Walking the streets means experiencing neglect instinctively. Located a few blocks around 12th Avenue South and South Jackson Street, Little Saigon is filled with overcrowded bins, trash, dirty sidewalks, and open air drug trafficking.

It is unacceptable that the city of Seattle and King County, which oversees several metro bus stops in the area, allowed conditions to deteriorate to this level. That Little Saigon is an ethnically diverse, low-income community in progressive Seattle makes improvement all the more urgent.

On November 28, Seattle Times food writer Tan Vinh noted that two well-known restaurants in the area, Hue Ky Mi Gia and Seven Stars Pepper Szechwan Restaurant, may close soon as the area becomes increasingly unsafe. It’s a wonder they’re still in business.

Stacks of plastic coat hangers line the sidewalk, evidence of quick shoplifting. Outside the Ding How Center, the mall that houses Hue Ky Mi Gia and Seven Stars, drugs are openly exchanged for cash while people sell everything from hand lotion to steaks.

The reported serious assaults in the Chinatown International District (Seattle Police Department’s crime dashboard stats are for the entire neighborhood, not Little Saigon) rose from 112 in 2019 to 131 in the first 11 months of this year. The number of burglaries reported rose from 143 to 173 over the same period. In October, two people were shot dead near noon near the 1200 block on South Jackson Street after an argument over a bottle of whiskey.

Minh Đức Phạm Nguyễn, executive director of Helping Link, a social services agency serving the Vietnamese community, said her office had been broken into and robbed of computers and other equipment several times. She no longer bothered to call the police. The officers never come, she said, and shipping tells her to go online and fill out a form.

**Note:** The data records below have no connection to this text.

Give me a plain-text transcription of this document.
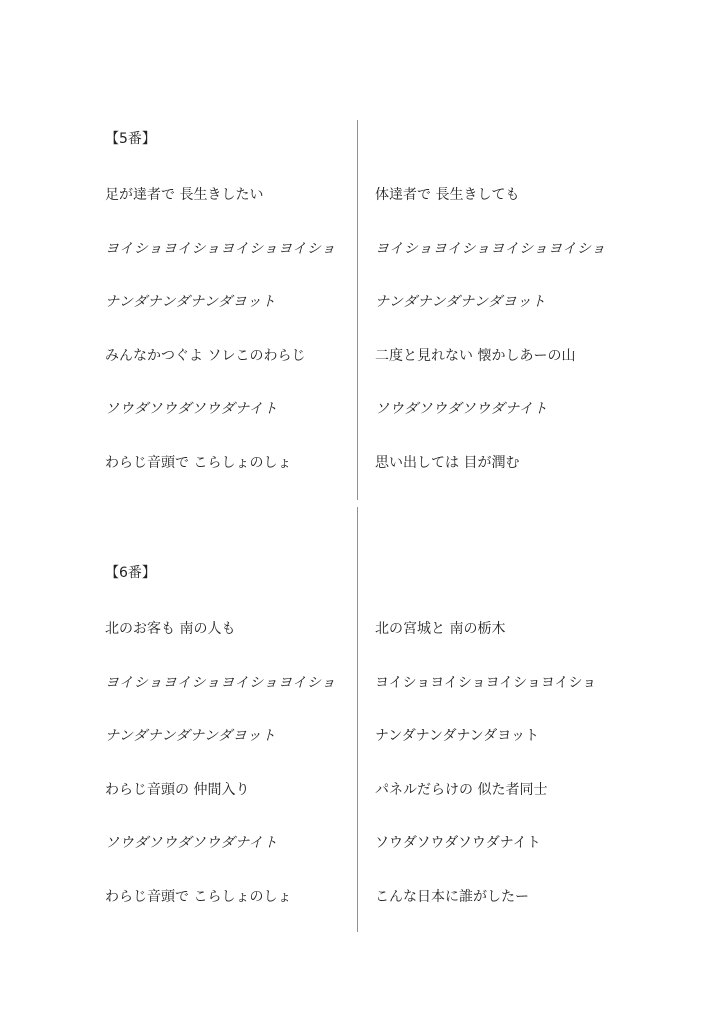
【5番】
足が達者で 長生きしたい
ヨイショヨイショヨイショヨイショ
ナンダナンダナンダヨット
みんなかつぐよ ソレこのわらじ
ソウダソウダソウダナイト
わらじ音頭で こらしょのしょ
体達者で 長生きしても
ヨイショヨイショヨイショヨイショ
ナンダナンダナンダヨット
二度と見れない 懐かしあーの山
ソウダソウダソウダナイト
思い出しては 目が潤む
【6番】
北のお客も 南の人も
ヨイショヨイショヨイショヨイショ
ナンダナンダナンダヨット
わらじ音頭の 仲間入り
ソウダソウダソウダナイト
わらじ音頭で こらしょのしょ
北の宮城と 南の栃木
ヨイショヨイショヨイショヨイショ
ナンダナンダナンダヨット
パネルだらけの 似た者同士
ソウダソウダソウダナイト
こんな日本に誰がしたー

Last year, Nguyen wrote to Mayor Jenny Durkan and King County Executive Dow Constantine asking for help. In a letter signed by nine local restaurants and other local businesses and nonprofits, she called for more police and rubbish collection, especially needle cleaning.

Nguyen said she never heard anything.

“The companies in the area have given up running the city. We can’t even use the sidewalks. It’s not far from the town hall, but no one paid any attention, ”she said. Helping Link is less than a mile from the mayor’s office and councilors.

Time is running out.

As the owner of Seven Stars Restaurant said to Vinh, “I can’t see how things go around in a building that is essentially a slum.”

Seattle is facing the collapse of one of its neighborhood business districts. City and county officials must act quickly to help with the consistent garbage collection. Instead of occasionally having to patrol, the police have to set up a mobile precinct on site. The same goes for Public Health – Seattle & King County and a mobile ambulance. The King County Metro Police Department must do more than watch over the mayhem.

Mayor Durkan and County Executive Constantine represent this neighborhood. So did Seattle councilors Kshama Sawant and Tammy Morales, and county council member Girmay Zahilay. To everyone: it’s up to you.